Simply put, MLOps = ModelOps + DataOps + DevOps
- Unified Analytics brings together the disparate worlds of data science and engineering with a common platform, enabling data scientists to explore, visualize and create data while making it easy for data engineers to build data pipelines between silo systems and prepare labeled datasets for model building. Unified Analytics provides a single–engine to prepare high–quality data at scale and iteratively train Machine Learning (ML) models on the same data.
We have identified the issues/distinguished why a Data–Centric platform is needed between the two approaches. Let’s look at the capabilities required to support any organization’s transition to the Data–Centric Approach.
- Data Processing and Management
Because much of the innovation in Machine Learning (ML) happens in open source, support for structured and unstructured data types with available formats and APIs is a prerequisite. The system should also process and manage pipelines for KPIs, model training/inference, goal shifting, testing, and logging. For example, not all pipelines process data might require GPUs, a monitoring pipeline might require streaming, and an inference pipeline might require a low–latency online service.
- Secure Cooperation
Real–world Machine Learning (ML) engineering is a cross–functional effort – comprehensive project management. Access controls play a significant role here, allowing the right groups to work together on data, code, and models in the same place while limiting the risk of human error or abuse.

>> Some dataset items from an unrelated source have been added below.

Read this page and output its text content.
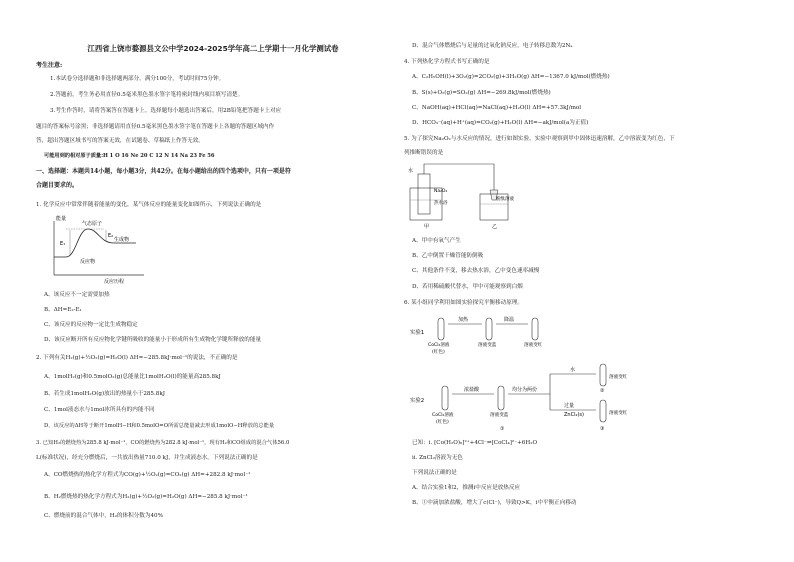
江西省上饶市婺源县文公中学2024-2025学年高二上学期十一月化学测试卷
考生注意:
1.本试卷分选择题和非选择题两部分。满分100分，考试时间75分钟。
2.答题前，考生务必用直径0.5毫米黑色墨水签字笔将密封线内项目填写清楚。
3.考生作答时，请将答案答在答题卡上。选择题每小题选出答案后，用2B铅笔把答题卡上对应
题目的答案标号涂黑；非选择题请用直径0.5毫米黑色墨水签字笔在答题卡上各题的答题区域内作
答，超出答题区域书写的答案无效，在试题卷、草稿纸上作答无效。
可能用到的相对原子质量:H 1 O 16 Ne 20 C 12 N 14 Na 23 Fe 56
一、选择题：本题共14小题，每小题3分，共42分。在每小题给出的四个选项中，只有一项是符
合题目要求的。
1. 化学反应中常常伴随着能量的变化，某气体反应的能量变化如图所示，下列说法正确的是
能量
气态原子
E₁
E₂
生成物
反应物
反应历程
A、该反应不一定需要加热
B、ΔH=E₂-E₁
C、该反应的反应物一定比生成物稳定
D、该反应断开所有反应物化学键所吸收的能量小于形成所有生成物化学键所释放的能量
2. 下列有关H₂(g)+½O₂(g)=H₂O(l) ΔH=−285.8kJ·mol⁻¹的说法，不正确的是
A、1molH₂(g)和0.5molO₂(g)总能量比1molH₂O(l)的能量高285.8kJ
B、若生成1molH₂O(g)放出的热量小于285.8kJ
C、1mol液态水与1mol冰所具有的内能不同
D、该反应的ΔH等于断开1molH−H和0.5molO=O所需总能量减去形成1molO−H释放的总能量
3. 已知H₂的燃烧热为285.8 kJ·mol⁻¹，CO的燃烧热为282.8 kJ·mol⁻¹，现有H₂和CO组成的混合气体56.0
L(标准状况)，经充分燃烧后，一共放出热量710.0 kJ，并生成液态水。下列说法正确的是
A、CO燃烧热的热化学方程式为CO(g)+½O₂(g)=CO₂(g) ΔH=+282.8 kJ·mol⁻¹
B、H₂燃烧热的热化学方程式为H₂(g)+½O₂(g)=H₂O(g) ΔH=−285.8 kJ·mol⁻¹
C、燃烧前的混合气体中，H₂的体积分数为40%
D、混合气体燃烧后与足量的过氧化钠反应，电子转移总数为2Nₐ
4. 下列热化学方程式书写正确的是
A、C₂H₅OH(l)+3O₂(g)=2CO₂(g)+3H₂O(g) ΔH=−1367.0 kJ/mol(燃烧热)
B、S(s)+O₂(g)=SO₂(g) ΔH=−269.8kJ/mol(燃烧热)
C、NaOH(aq)+HCl(aq)=NaCl(aq)+H₂O(l) ΔH=+57.3kJ/mol
D、HCO₃⁻(aq)+H⁺(aq)=CO₂(g)+H₂O(l) ΔH=−akJ/mol(a为正值)
5. 为了探究Na₂O₂与水反应的情况，进行如图实验，实验中观察到甲中固体迅速溶解，乙中溶液变为红色，下
列推断错误的是
水
Na₂O₂
热水浴
酚酞溶液
甲	乙
A、甲中有氧气产生
B、乙中倒置干燥管能防倒吸
C、其他条件不变，移去热水浴，乙中变色速率减慢
D、若用稀硫酸代替水，甲中可能观察到白烟
6. 某小组同学利用如图实验探究平衡移动原理。
实验1
加热	降温
CoCl₂溶液
(红色)
溶液变蓝	溶液变红
实验2
浓盐酸	均分为两份
水
过量
ZnCl₂(s)
CoCl₂溶液
(红色)
溶液变蓝
溶液变红
溶液变红
①
②
③
已知：i. [Co(H₂O)₆]²⁺+4Cl⁻⇌[CoCl₄]²⁻+6H₂O
ii. ZnCl₂溶液为无色
下列说法正确的是
A、结合实验1和2，推测i中反应是放热反应
B、①中滴加浓盐酸，增大了c(Cl⁻)，导致Q>K，i中平衡正向移动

We know Artificial Intelligence (AI) modes are not deterministic, so it is essential to validate a model’s output by reconstructing its definition (code), inputs (Data), and system environment (dependencies).
For example, suppose a new model is unexpectedly underperforming or biased against a population segment. In that case, organizations should audit the code and data used for feature engineering and training rebuild and redistribute an alternate version.

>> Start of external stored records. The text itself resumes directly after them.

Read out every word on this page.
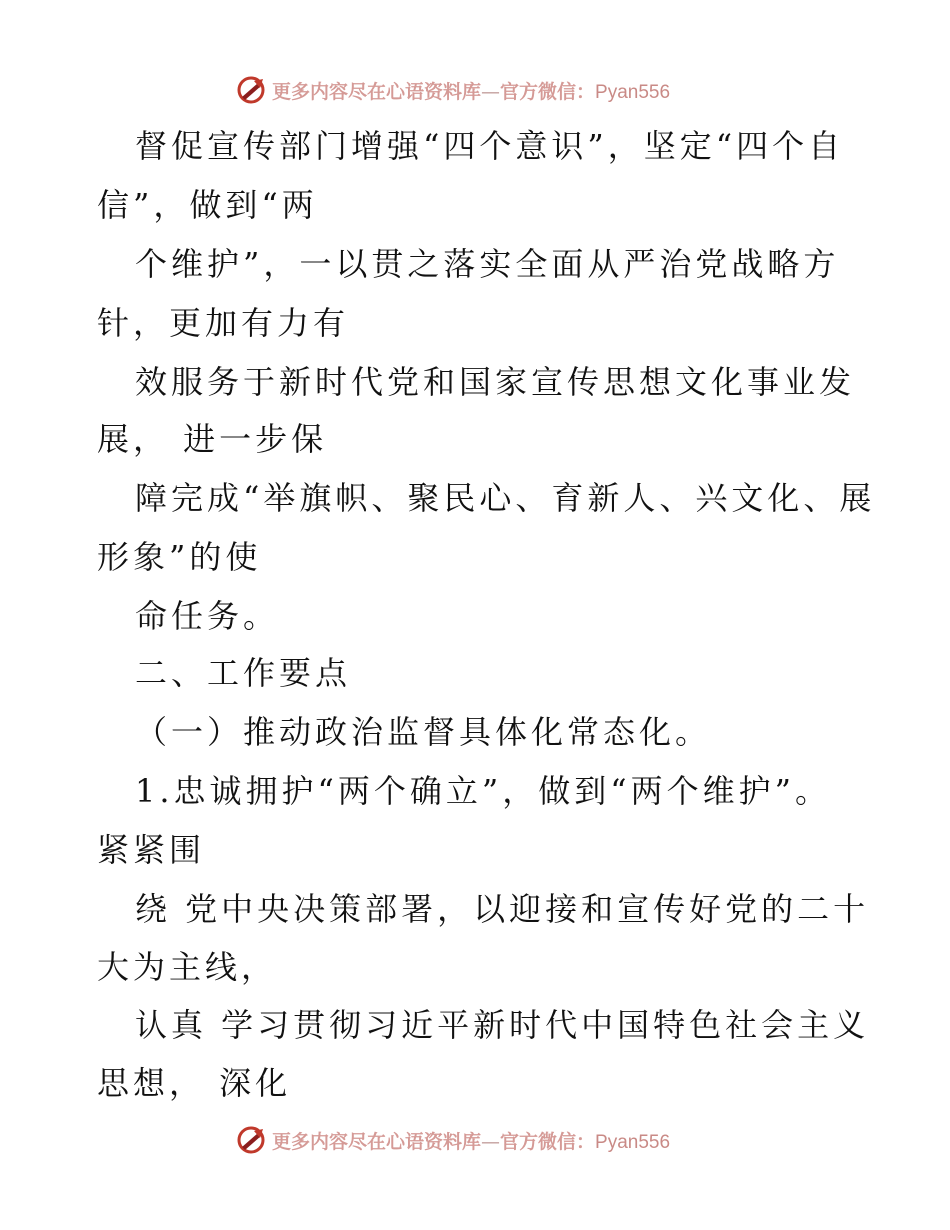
更多内容尽在心语资料库—官方微信：Pyan556
督促宣传部门增强“四个意识”，坚定“四个自
信”，做到“两
个维护”，一以贯之落实全面从严治党战略方
针，更加有力有
效服务于新时代党和国家宣传思想文化事业发
展， 进一步保
障完成“举旗帜、聚民心、育新人、兴文化、展
形象”的使
命任务。
二、工作要点
（一）推动政治监督具体化常态化。
1.忠诚拥护“两个确立”，做到“两个维护”。
紧紧围
绕 党中央决策部署，以迎接和宣传好党的二十
大为主线，
认真 学习贯彻习近平新时代中国特色社会主义
思想， 深化
更多内容尽在心语资料库—官方微信：Pyan556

Documenting a Machine Learning (ML) application scales operational knowledge, reduces the risk of technical debt, and acts as a bulwark against compliance violations. In addition, documentation is an essential feature that brings human judgment and feedback to an Artificial Intelligence (AI) system.
Regular monitoring of the system helps identify and respond to events that threaten its stability and effectiveness. For example, when can it be discovered when a critical pipeline fails, a model becomes obsolete, or a new version causes a memory leak in production?
Ideally, automated testing reduces the possibility of human error and aids compliance. Validation thresholds for training/service skewness and feature and target drift. Models should be tested for baseline accuracy, feature importance, bias, input schema overlaps, and computational efficiency across demographic and geographic segments.